Security is set to be one of the most important topics during the upcoming soccer World Cup in Germany and private security firms are rubbing their hands in anticipation.
Imagine when that stadium is full of thousands of fans
Politicians and sports authorities in Germany are at pains to ensure that the soccer World Cup in Germany in June takes place in a cheerful, relaxed and carefree atmosphere.
Recent demands by German Interior Minister Wolfgang Schäuble to deploy the German army to provide additional security during the World Cup haven't gone down well with some.
"Tanks in the vicinity of stadiums: That would certainly be unacceptable," Theo Zwanziger, the president of the German Soccer Association (DFB), recently said in an interview. "We want people to hug each other. If tanks are stationed in the background -- even as a preventive measure -- it just wouldn't work."
The police aren't going to manage on their own
Even as uncertainty surrounds the deployment of the German army during the World Cup, one thing's clear: Germany's police forces will be overstretched because organizers are expecting more than seven million visitors to descend on the country for the mega event.
This is where private security firms are expected to step in. Harald Olschok, head of the Federal Association of German Security Firms (BDWS), said the industry is gearing up for the event.
"It's a huge stroke of luck for the industry," Olschok said, adding that it also posed an unprecedented challenge. "For a relatively short period of six weeks there's going to be a huge demand: around 12,000 security personnel will have to be deployed. We're not going to manage that with our regular forces."
Boosting existing security ranks
Private security firms will play a big role particularly when it comes to providing security for the 32 team quarters and in the downtown areas in 12 German cities where the games will take place. In addition, they'll also take over security for live game broadcasts on huge public screens across Germany.
"The games will be broadcast on huge screens in at least 200 cities," Olschok said.
Providing security for live coverage of games on massive screens is a challenge
The so-called "public viewing zones" are considered particularly sensitive areas from a security point of view. On the Strasse des 17. Juni -- one of Berlin's main boulevards -- alone authorities expect more than 100,000 fans to turn up for the screenings.
Security firms that regularly work for the German league or Bundesliga soccer games will largely secure the downtown areas of the cities where the World Cup games will take place.
One of them, the Hamburg-based company Power, is expecting it to be quite a challenge.
"Around 350 to 400 security personnel are usually required for a Bundesliga game and 450 for a normal international game," said Carsten Klauer, the company's CEO. "But that number will probably be doubled during a single World Cup game."

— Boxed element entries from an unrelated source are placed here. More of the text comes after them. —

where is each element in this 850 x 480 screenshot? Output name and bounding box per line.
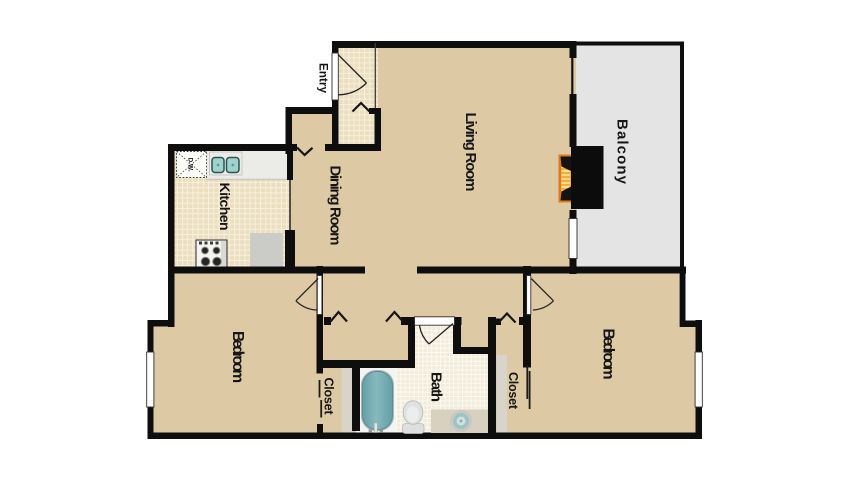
svg-text:Bath: Bath bbox=[427, 372, 444, 402]
svg-text:Closet: Closet bbox=[506, 372, 520, 410]
svg-text:Closet: Closet bbox=[322, 378, 336, 416]
svg-text:Bedroom: Bedroom bbox=[600, 329, 617, 380]
svg-text:Dining Room: Dining Room bbox=[326, 166, 343, 246]
svg-text:Balcony: Balcony bbox=[613, 119, 630, 185]
svg-text:Entry: Entry bbox=[316, 63, 328, 94]
svg-text:Kitchen: Kitchen bbox=[217, 183, 233, 231]
svg-text:D.W.: D.W. bbox=[187, 158, 194, 172]
svg-text:Living Room: Living Room bbox=[462, 113, 479, 192]
svg-text:Bedroom: Bedroom bbox=[229, 331, 246, 383]
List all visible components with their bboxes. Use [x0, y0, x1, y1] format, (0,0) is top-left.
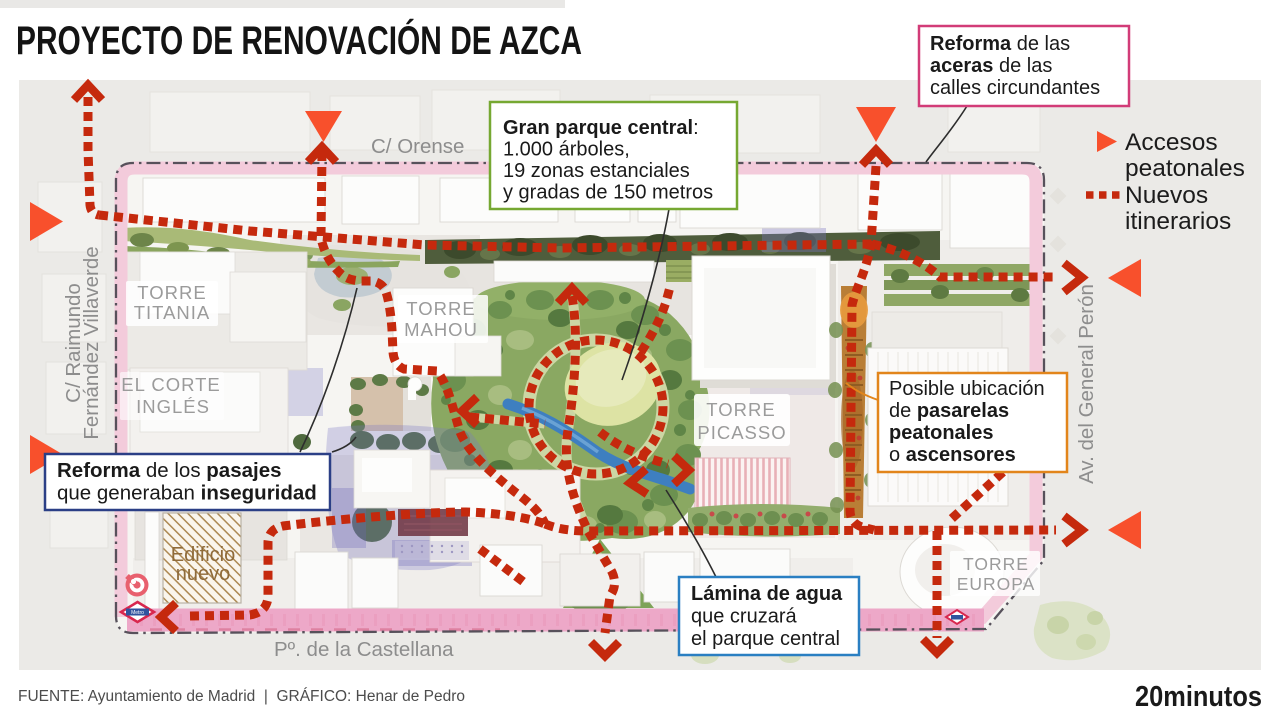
svg-text:Posible ubicación: Posible ubicación [889, 378, 1045, 400]
svg-text:TORRE: TORRE [137, 282, 206, 303]
svg-text:MAHOU: MAHOU [404, 319, 478, 340]
svg-text:Av. del General Perón: Av. del General Perón [1075, 284, 1098, 484]
svg-text:Metro: Metro [131, 610, 144, 616]
svg-text:Accesos: Accesos [1125, 129, 1218, 156]
svg-text:PROYECTO DE RENOVACIÓN DE AZCA: PROYECTO DE RENOVACIÓN DE AZCA [16, 17, 582, 63]
svg-text:aceras de las: aceras de las [930, 55, 1052, 77]
svg-text:Lámina de agua: Lámina de agua [691, 583, 843, 605]
svg-text:TITANIA: TITANIA [134, 302, 211, 323]
svg-text:que generaban inseguridad: que generaban inseguridad [57, 482, 317, 505]
svg-text:peatonales: peatonales [1125, 155, 1245, 182]
svg-text:el parque central: el parque central [691, 628, 840, 650]
svg-text:itinerarios: itinerarios [1125, 208, 1231, 235]
svg-text:TORRE: TORRE [963, 554, 1029, 574]
svg-text:y gradas de 150 metros: y gradas de 150 metros [503, 182, 713, 204]
svg-text:EL CORTE: EL CORTE [121, 374, 221, 395]
svg-text:C/ Orense: C/ Orense [371, 135, 464, 158]
svg-text:Reforma de los pasajes: Reforma de los pasajes [57, 459, 282, 482]
svg-text:INGLÉS: INGLÉS [136, 396, 210, 417]
svg-text:TORRE: TORRE [406, 298, 475, 319]
svg-text:Fernández Villaverde: Fernández Villaverde [80, 246, 103, 439]
svg-text:Pº. de la Castellana: Pº. de la Castellana [274, 638, 454, 661]
svg-text:calles circundantes: calles circundantes [930, 77, 1100, 99]
svg-text:nuevo: nuevo [176, 563, 231, 585]
svg-text:de pasarelas: de pasarelas [889, 400, 1009, 422]
svg-text:que cruzará: que cruzará [691, 606, 797, 628]
svg-text:Reforma de las: Reforma de las [930, 33, 1070, 55]
svg-text:Gran parque central:: Gran parque central: [503, 117, 699, 139]
svg-text:o ascensores: o ascensores [889, 444, 1016, 466]
svg-text:TORRE: TORRE [706, 399, 775, 420]
svg-text:19 zonas estanciales: 19 zonas estanciales [503, 160, 690, 182]
svg-text:FUENTE: Ayuntamiento de Madrid: FUENTE: Ayuntamiento de Madrid | GRÁFICO… [18, 688, 465, 705]
svg-text:PICASSO: PICASSO [697, 422, 786, 443]
svg-text:1.000 árboles,: 1.000 árboles, [503, 139, 630, 161]
svg-text:peatonales: peatonales [889, 422, 993, 444]
svg-text:Nuevos: Nuevos [1125, 182, 1208, 209]
svg-text:EUROPA: EUROPA [957, 574, 1036, 594]
svg-text:20minutos: 20minutos [1135, 681, 1262, 713]
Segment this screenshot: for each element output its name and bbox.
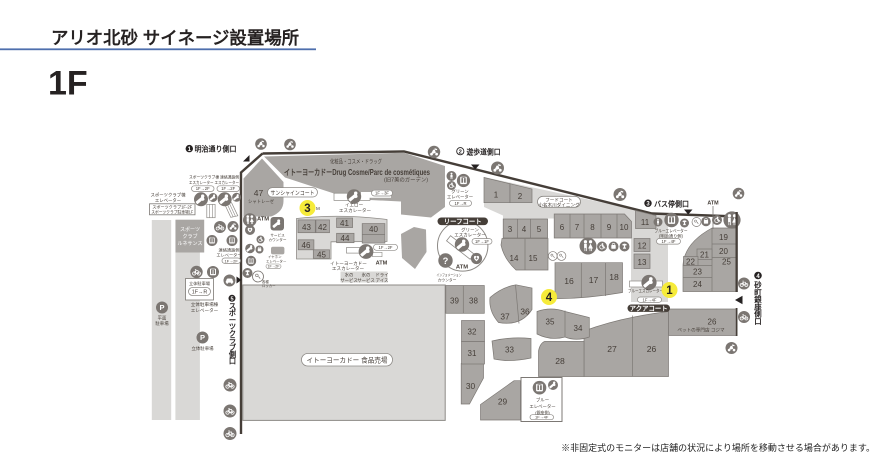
- svg-text:4: 4: [522, 225, 527, 234]
- svg-text:11: 11: [641, 218, 650, 227]
- svg-text:1F→2F: 1F→2F: [379, 245, 393, 250]
- svg-text:47: 47: [254, 188, 264, 198]
- svg-text:口: 口: [229, 357, 236, 366]
- svg-text:カウンター: カウンター: [438, 278, 457, 283]
- svg-text:1F→2F: 1F→2F: [221, 186, 235, 191]
- svg-text:1F: 1F: [48, 65, 88, 103]
- svg-text:14: 14: [510, 254, 519, 263]
- svg-text:ルネサンス: ルネサンス: [178, 241, 203, 247]
- svg-text:ブルー: ブルー: [536, 397, 549, 403]
- svg-text:スポーツ: スポーツ: [180, 226, 200, 233]
- svg-text:エスカレーター: エスカレーター: [339, 207, 372, 214]
- svg-text:イヤホン: イヤホン: [268, 254, 282, 259]
- svg-text:ロッカー: ロッカー: [262, 283, 276, 288]
- svg-text:エレベーター: エレベーター: [155, 197, 181, 204]
- svg-text:イエロー: イエロー: [345, 203, 364, 208]
- svg-text:26: 26: [647, 344, 657, 354]
- svg-text:28: 28: [555, 356, 565, 366]
- svg-text:ATM: ATM: [456, 265, 468, 271]
- svg-text:ペットの専門店 コジマ: ペットの専門店 コジマ: [677, 327, 725, 334]
- svg-text:サービス: サービス: [357, 277, 375, 284]
- svg-text:エレベーター: エレベーター: [191, 307, 219, 314]
- svg-text:サンシャインコート: サンシャインコート: [271, 190, 315, 197]
- svg-text:クラブ: クラブ: [182, 233, 197, 240]
- svg-text:スポーツクラブ駐車場1F: スポーツクラブ駐車場1F: [151, 208, 193, 215]
- svg-text:立体駐車場: 立体駐車場: [192, 345, 215, 352]
- svg-text:24: 24: [693, 280, 702, 289]
- svg-text:1F→4F: 1F→4F: [535, 415, 549, 420]
- svg-text:33: 33: [505, 346, 514, 355]
- svg-text:5: 5: [537, 225, 542, 234]
- svg-text:23: 23: [693, 268, 702, 277]
- svg-text:カウンター: カウンター: [269, 237, 287, 242]
- svg-text:39: 39: [450, 297, 459, 306]
- svg-text:3: 3: [508, 225, 513, 234]
- svg-text:29: 29: [498, 397, 508, 407]
- svg-text:シャトレーゼ: シャトレーゼ: [248, 198, 274, 204]
- svg-text:18: 18: [609, 272, 619, 282]
- svg-text:1F→R: 1F→R: [454, 201, 466, 206]
- svg-text:1F→4F: 1F→4F: [643, 297, 657, 302]
- svg-text:ブルーエスカレーター: ブルーエスカレーター: [628, 288, 663, 295]
- svg-text:1: 1: [666, 285, 673, 297]
- svg-text:エスカレーター エスカレーター: エスカレーター エスカレーター: [189, 179, 239, 186]
- svg-text:バス停側口: バス停側口: [654, 198, 689, 208]
- svg-text:立体駐車場: 立体駐車場: [189, 280, 211, 287]
- svg-text:イトーヨーカドーDrug Cosme/Parc de cos: イトーヨーカドーDrug Cosme/Parc de cosmétiques: [284, 168, 430, 177]
- svg-text:26: 26: [708, 318, 717, 327]
- svg-text:リーフコート: リーフコート: [444, 217, 482, 225]
- svg-text:イトーヨーカドー 食品売場: イトーヨーカドー 食品売場: [307, 356, 388, 365]
- svg-text:ATM: ATM: [707, 201, 719, 207]
- svg-text:1: 1: [494, 191, 499, 200]
- svg-text:エレベーター: エレベーター: [529, 403, 555, 410]
- svg-text:※非固定式のモニターは店舗の状況により場所を移動させる場合が: ※非固定式のモニターは店舗の状況により場所を移動させる場合があります。: [561, 442, 875, 453]
- svg-text:20: 20: [719, 247, 728, 256]
- svg-text:42: 42: [318, 223, 327, 232]
- svg-text:9: 9: [607, 223, 612, 232]
- svg-text:35: 35: [546, 318, 555, 327]
- svg-text:駐車場: 駐車場: [155, 320, 169, 327]
- svg-text:氷の: 氷の: [362, 272, 371, 278]
- svg-text:22: 22: [686, 258, 695, 267]
- svg-text:2: 2: [459, 150, 462, 156]
- svg-text:38: 38: [469, 297, 478, 306]
- svg-text:化粧品・コスメ・ドラッグ: 化粧品・コスメ・ドラッグ: [330, 158, 382, 166]
- svg-text:31: 31: [468, 349, 477, 358]
- svg-text:サービス: サービス: [270, 233, 285, 238]
- svg-text:1F→3F: 1F→3F: [375, 191, 389, 196]
- svg-text:1F→2F: 1F→2F: [196, 186, 210, 191]
- svg-text:1F→R: 1F→R: [192, 290, 208, 296]
- svg-text:6: 6: [560, 223, 565, 232]
- svg-text:2: 2: [518, 192, 523, 201]
- svg-text:M: M: [316, 206, 320, 211]
- svg-text:7: 7: [575, 223, 580, 232]
- svg-text:27: 27: [607, 344, 617, 354]
- svg-text:エレベーター: エレベーター: [266, 259, 287, 264]
- svg-text:41: 41: [340, 219, 349, 228]
- svg-text:30: 30: [466, 381, 476, 391]
- svg-text:ATM: ATM: [376, 261, 388, 267]
- svg-text:(旧7美のガーデン): (旧7美のガーデン): [384, 176, 428, 184]
- svg-text:エレベーター: エレベーター: [447, 193, 473, 200]
- svg-text:水の: 水の: [345, 272, 354, 278]
- svg-text:アクアコート: アクアコート: [630, 303, 668, 312]
- svg-text:44: 44: [341, 234, 350, 243]
- svg-text:4: 4: [546, 292, 553, 304]
- svg-text:8: 8: [590, 223, 595, 232]
- svg-text:21: 21: [700, 251, 709, 260]
- svg-text:25: 25: [722, 258, 731, 267]
- svg-text:15: 15: [529, 254, 538, 263]
- svg-text:小名木川ダイニング: 小名木川ダイニング: [538, 202, 580, 209]
- svg-text:40: 40: [369, 225, 378, 234]
- svg-text:1F→2F: 1F→2F: [268, 265, 281, 269]
- svg-text:10: 10: [620, 223, 629, 232]
- svg-text:遊歩道側口: 遊歩道側口: [467, 146, 501, 156]
- svg-text:12: 12: [638, 242, 647, 251]
- svg-text:46: 46: [302, 241, 311, 250]
- svg-text:13: 13: [638, 258, 647, 267]
- svg-text:19: 19: [719, 233, 728, 242]
- svg-text:37: 37: [500, 312, 510, 322]
- svg-text:45: 45: [317, 250, 326, 259]
- svg-text:32: 32: [468, 328, 477, 337]
- svg-text:1F→1F: 1F→1F: [475, 239, 489, 244]
- svg-text:エスカレーター: エスカレーター: [332, 265, 365, 272]
- svg-text:34: 34: [574, 324, 583, 333]
- svg-text:ATM: ATM: [257, 217, 269, 223]
- svg-text:1F→2F: 1F→2F: [225, 258, 239, 263]
- svg-text:43: 43: [302, 223, 311, 232]
- svg-text:1F→4F: 1F→4F: [662, 239, 676, 244]
- svg-text:アリオ北砂 サイネージ設置場所: アリオ北砂 サイネージ設置場所: [51, 28, 299, 48]
- svg-text:口: 口: [754, 317, 761, 326]
- svg-text:インフォメーション: インフォメーション: [437, 273, 462, 278]
- svg-text:サービス: サービス: [340, 277, 358, 284]
- svg-text:明治通り側口: 明治通り側口: [195, 143, 237, 153]
- svg-text:36: 36: [520, 307, 530, 317]
- svg-text:エスカレーター: エスカレーター: [454, 232, 486, 239]
- svg-text:17: 17: [589, 275, 599, 285]
- svg-text:16: 16: [564, 276, 574, 286]
- svg-text:3: 3: [304, 203, 310, 215]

Boosting its security staff is also one of the prime concerns of the company Leipziger Löwen that will provide security in the Saxon city of Leipzig. It plans to increase its current force of 160 to 1,500 temporarily.
"We've worked towards that purpose together with a local labor agency that's set up an extra World Cup office," said Ramon Rodriguez, in charge of World Cup matters at the company, adding that he's still looking for more people.
In theory anyone between the ages of 18 and 40 can apply, provided they don't have any prior convictions. However they do have to undergo a security check by federal police.
Robots to counter logistical nightmare
Most security experts don't foresee any major hiccups during the event.
"In light of the stringent measures such as only letting in persons in the stadiums whose names are already known, we assume that we'll have almost perfect security in the stadiums," Olschok said.
Police in riot gear in a stadium
Hooligans will find it tough getting access and if riots did take place, the police would be standing prepared in the background. The private security personnel will however not be armed.
"We have the authority to expel someone, if necessary with force, from the stadium," Klauer said.
Despite all the elaborate preventive measures, there's no ruling out the unexpected.
"When it comes to Bundesliga games, we know the routine very well," he added. "But it's going to be very different at the World Cup. Lots of VIPs, for instance, will be flown directly to the games by helicopter."
In addition, the World Cup Organizing Committee has made it mandatory that all stadiums be secured around the clock during the World Cup -- a requirement that involves a huge technical and logistical challenge.
Klauer's company thus plans to install a robot, both inside
and outside the stadium in Hamburg.
"He's outfitted with special cameras that react to motion and he can feed live pictures to the central monitor," Klauer said.
Special training to top it all
Another aspect of the mammoth process involves special training for all security personnel -- as required by the World Cup Organization Committee.
Germany's railway operator, Deutsche Bahn (DB), is responsible for the training.
"Our subsidiary, DB-Training, will train all the 12,000 participants," said Uwe Herz, a DB spokesman. "This is also about things like 'how do I appear confident and friendly' and the like."
There's speculation that DB got the training contract because it's the most important sponsor of the World Cup. What makes things worse is that the DB can't find enough trainers from its regular pool and has to hire external trainers from private security firms for the job.
No hefty profits expected
Despite the seemingly massive dimensions of the whole affair, the World Cup is not expected to bring in hefty profits for the security industry.
"We're making a huge effort here," Klauer said. "We have permanent employees here who from morning to evening do nothing else but prepare for the World Cup. But we're definitely not going to be overpaid for that."